Re Zenrosso Estate 2023 BCSC dealt with an issue where a conflict of interest arose with respect to a lawyer representing the sole beneficiary personally and also in the capacity of the executor at a passing of accounts where the lawyer would also be a witness. The issue was the division of fees between acting in the role of executor and being the residual beneficiary
The court held that the lawyer was in a conflict of interest and was removed as acting for the executor at the passing of the accounts.
The Code of Professional Conduct for Lawyers In British Columbia [Code] states:
2.1-3(k) A lawyer who appears as an advocate should not submit the lawyer’s own affidavit to or testify before a court or tribunal except as to purely formal or uncontroverted matters, such as the attestation or custody of a document, unless it is necessary in the interests of justice. If the lawyer is a necessary witness with respect to other matters, the conduct of the case should be entrusted to other counsel
5.2-1 A lawyer who appears as advocate must not testify or submit his or her own affidavit evidence before the tribunal unless
(a) permitted to do so by law, the tribunal, the rules of court or the rules of procedure of the tribunal;
(b) the matter is purely formal or uncontroverted; or
(c) it is necessary in the interests of justice for the lawyer to give evidence.
A lawyer should not express personal opinions or beliefs or assert a fact that is properly subject to legal proof, cross-examination or challenge. The lawyer should not, in effect, appear as an unsworn witness or put the lawyer’s own credibility in issue. The lawyer who is a necessary witness should testify and entrust the conduct of the case to another lawyer. …
The Code is not binding on a court, but it may be persuasive as an important statement of public policy: MacDonald Estate v. Martin, 1990 S.C.R. 1235,  1 W.W.R. 705 at paras. 16 and 18.
This Court has the inherent jurisdiction to remove from the record lawyers who are in a conflict of interest: MacDonald Estate at p. 713.
Some salient factors to be considered in deciding whether to remove a lawyer of record were set out in Essa (Township) v. Guergis,  O.J. No. 2581 at para. 48.

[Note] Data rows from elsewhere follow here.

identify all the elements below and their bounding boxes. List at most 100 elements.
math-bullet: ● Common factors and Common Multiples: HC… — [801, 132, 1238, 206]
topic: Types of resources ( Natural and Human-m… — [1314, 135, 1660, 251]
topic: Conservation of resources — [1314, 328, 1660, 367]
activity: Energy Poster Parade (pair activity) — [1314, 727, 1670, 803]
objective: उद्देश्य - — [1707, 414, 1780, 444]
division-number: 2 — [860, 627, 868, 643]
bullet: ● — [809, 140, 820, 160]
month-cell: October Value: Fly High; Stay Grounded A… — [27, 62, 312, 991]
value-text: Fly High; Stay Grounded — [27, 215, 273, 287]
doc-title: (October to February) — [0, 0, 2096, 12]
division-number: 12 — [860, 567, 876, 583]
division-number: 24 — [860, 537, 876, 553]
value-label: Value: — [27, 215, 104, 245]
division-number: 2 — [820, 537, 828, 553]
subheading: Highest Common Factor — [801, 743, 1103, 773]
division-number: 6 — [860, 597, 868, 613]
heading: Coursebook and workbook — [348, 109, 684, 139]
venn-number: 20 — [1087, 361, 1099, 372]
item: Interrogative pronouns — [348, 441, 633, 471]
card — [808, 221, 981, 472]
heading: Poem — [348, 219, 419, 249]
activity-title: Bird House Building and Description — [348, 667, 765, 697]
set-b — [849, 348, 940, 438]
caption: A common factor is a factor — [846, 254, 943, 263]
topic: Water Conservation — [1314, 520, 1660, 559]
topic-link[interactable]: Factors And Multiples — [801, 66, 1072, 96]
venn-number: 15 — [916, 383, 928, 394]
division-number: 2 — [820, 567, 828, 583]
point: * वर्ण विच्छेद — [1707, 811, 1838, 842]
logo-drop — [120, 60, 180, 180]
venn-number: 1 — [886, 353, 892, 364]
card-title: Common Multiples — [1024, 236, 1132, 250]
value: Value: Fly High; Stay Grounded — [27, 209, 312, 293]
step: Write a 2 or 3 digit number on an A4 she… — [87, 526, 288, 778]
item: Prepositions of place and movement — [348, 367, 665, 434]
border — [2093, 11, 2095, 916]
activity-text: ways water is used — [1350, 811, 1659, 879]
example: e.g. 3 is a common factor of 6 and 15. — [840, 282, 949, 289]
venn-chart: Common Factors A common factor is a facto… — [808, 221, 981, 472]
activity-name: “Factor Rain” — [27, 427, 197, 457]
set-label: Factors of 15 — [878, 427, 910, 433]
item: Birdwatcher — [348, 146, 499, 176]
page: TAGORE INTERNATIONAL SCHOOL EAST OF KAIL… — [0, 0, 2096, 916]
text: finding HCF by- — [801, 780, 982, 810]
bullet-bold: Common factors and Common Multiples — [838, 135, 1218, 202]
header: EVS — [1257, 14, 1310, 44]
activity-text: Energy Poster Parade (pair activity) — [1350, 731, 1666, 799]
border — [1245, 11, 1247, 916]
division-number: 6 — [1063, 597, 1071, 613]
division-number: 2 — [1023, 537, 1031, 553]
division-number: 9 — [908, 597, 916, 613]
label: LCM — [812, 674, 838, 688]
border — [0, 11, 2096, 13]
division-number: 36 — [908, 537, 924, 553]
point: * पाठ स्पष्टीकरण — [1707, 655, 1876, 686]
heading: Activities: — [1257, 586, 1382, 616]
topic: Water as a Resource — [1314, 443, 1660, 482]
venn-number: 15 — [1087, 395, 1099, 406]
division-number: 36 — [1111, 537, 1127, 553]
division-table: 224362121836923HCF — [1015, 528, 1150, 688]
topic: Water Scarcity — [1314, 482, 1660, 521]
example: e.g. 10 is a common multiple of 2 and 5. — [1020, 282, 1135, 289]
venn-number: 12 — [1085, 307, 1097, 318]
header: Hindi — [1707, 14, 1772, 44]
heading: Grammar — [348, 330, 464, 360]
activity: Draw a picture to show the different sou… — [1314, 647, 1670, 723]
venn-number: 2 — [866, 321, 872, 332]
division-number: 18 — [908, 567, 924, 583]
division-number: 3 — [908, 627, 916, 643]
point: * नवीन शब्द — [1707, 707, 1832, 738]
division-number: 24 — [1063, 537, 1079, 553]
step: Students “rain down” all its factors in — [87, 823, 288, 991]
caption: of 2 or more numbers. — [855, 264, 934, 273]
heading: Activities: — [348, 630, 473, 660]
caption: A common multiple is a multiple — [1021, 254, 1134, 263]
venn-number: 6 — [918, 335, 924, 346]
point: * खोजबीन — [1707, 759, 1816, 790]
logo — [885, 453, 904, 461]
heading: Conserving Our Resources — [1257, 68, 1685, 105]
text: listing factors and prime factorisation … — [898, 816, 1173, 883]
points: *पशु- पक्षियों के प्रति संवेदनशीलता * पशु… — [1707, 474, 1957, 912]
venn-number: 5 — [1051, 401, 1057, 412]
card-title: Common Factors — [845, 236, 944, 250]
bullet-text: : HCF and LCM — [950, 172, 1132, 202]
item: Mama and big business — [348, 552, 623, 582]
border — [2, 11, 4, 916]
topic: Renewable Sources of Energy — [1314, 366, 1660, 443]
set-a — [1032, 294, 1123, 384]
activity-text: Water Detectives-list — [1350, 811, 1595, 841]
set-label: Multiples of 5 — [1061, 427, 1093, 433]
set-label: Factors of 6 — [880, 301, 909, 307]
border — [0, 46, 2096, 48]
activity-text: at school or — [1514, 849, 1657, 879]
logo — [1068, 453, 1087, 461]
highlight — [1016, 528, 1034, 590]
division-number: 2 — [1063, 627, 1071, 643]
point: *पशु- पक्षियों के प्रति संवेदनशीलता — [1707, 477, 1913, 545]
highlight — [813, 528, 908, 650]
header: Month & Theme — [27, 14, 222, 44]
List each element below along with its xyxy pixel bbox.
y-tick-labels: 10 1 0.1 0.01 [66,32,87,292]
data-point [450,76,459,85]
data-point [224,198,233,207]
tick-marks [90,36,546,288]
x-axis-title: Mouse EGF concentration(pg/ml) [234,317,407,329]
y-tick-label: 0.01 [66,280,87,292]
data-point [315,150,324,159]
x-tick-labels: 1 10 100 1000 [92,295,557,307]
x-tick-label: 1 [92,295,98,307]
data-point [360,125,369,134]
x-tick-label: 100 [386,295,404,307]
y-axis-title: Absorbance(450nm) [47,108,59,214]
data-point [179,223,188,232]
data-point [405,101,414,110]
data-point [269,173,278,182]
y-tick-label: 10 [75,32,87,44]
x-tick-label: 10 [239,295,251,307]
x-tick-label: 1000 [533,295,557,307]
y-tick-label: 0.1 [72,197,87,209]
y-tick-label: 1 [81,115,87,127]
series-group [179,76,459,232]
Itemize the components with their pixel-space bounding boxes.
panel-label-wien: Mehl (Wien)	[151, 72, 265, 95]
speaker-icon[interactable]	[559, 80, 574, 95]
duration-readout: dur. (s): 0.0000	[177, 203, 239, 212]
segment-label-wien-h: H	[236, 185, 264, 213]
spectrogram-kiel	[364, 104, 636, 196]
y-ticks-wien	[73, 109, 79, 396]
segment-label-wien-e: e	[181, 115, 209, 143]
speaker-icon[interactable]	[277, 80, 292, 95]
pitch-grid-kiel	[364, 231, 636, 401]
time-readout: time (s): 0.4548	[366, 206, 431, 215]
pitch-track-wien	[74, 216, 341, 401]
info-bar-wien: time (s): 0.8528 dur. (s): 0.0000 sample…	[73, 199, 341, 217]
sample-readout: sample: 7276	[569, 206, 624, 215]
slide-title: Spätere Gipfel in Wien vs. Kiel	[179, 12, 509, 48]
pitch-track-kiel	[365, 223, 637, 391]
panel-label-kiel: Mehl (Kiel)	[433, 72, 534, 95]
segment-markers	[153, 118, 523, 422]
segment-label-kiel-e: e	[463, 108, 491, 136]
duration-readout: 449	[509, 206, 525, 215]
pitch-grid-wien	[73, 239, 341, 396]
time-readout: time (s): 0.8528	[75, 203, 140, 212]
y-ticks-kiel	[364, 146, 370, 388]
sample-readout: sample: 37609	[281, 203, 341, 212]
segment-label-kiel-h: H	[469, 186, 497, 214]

(a) The stage of the proceedings;
(b) The likelihood that the witness will be called;
(c) The good faith (or otherwise) of the party making the application;
(d) The significance of the evidence to be led;
(e) The impact of removing counsel on the party’s right to be represented by counsel of choice;
(f) Whether trial is by judge or jury;
(g) The likelihood of a real conflict arising or that the evidence will be “tainted”;
(h) Who will call the witness; and
(i) The connection or relationship between counsel, the prospective witness and the parties involved in the litigation.
In Elkay Management Inc. v. Law Studio Professional Corporation, 2021 ONSC 3181 at para. 18, the Ontario Superior Court of Justice provided additional principles to consider on a motion to remove a lawyer of record who may be a witness at trial, in particular (internal citations omitted):
(v) The court’s concern of a lawyer appearing as a witness is that (i) there may be a conflict of interest between the lawyer and client and (ii) the administration of justice can be impaired by a conflict between the lawyer’s obligations of objectivity and detachment which are owed to the court and the lawyer’s obligation to his or her client to present evidence in as favourable a light as possible. …
(xi) If there is some doubt or “merely a potential” that a lawyer will be called as a witness at trial, the courts should be more generous in allowing the lawyer to remain on the record and deferring the matter until after discoveries or leaving the matter to the trial judge…
(xii) “In view of the expense of litigation and the enormous waste of time and money and the substantial delay which can result from an order removing solicitors, courts should only do so in clear cases”…
(xiv) Certainty that a lawyer will be called as a witness is not required. Rather, the court must consider the likelihood of the lawyer being called as a witness…
At para. 15 of Webb v. Attewell (October 4, 1994) Vancouver A013381/CA13480 (B.C.C.A.), cited in Fraresso v. Wanczyk, 1995 CanLII 1127 (B.C.S.C.) at para. 7:
The law does not forbid a barrister appearing for his client because he has given, or may have to give, evidence. The rule of professional practice is that he or she ought not to do so when doing so may put the court in an invidious position. The court is in an invidious position when counsel gives evidence on a contested issue. When counsel does that, he or she is also in the embarrassing position of inviting the court to accept counsel’s evidence rather than that of another witness.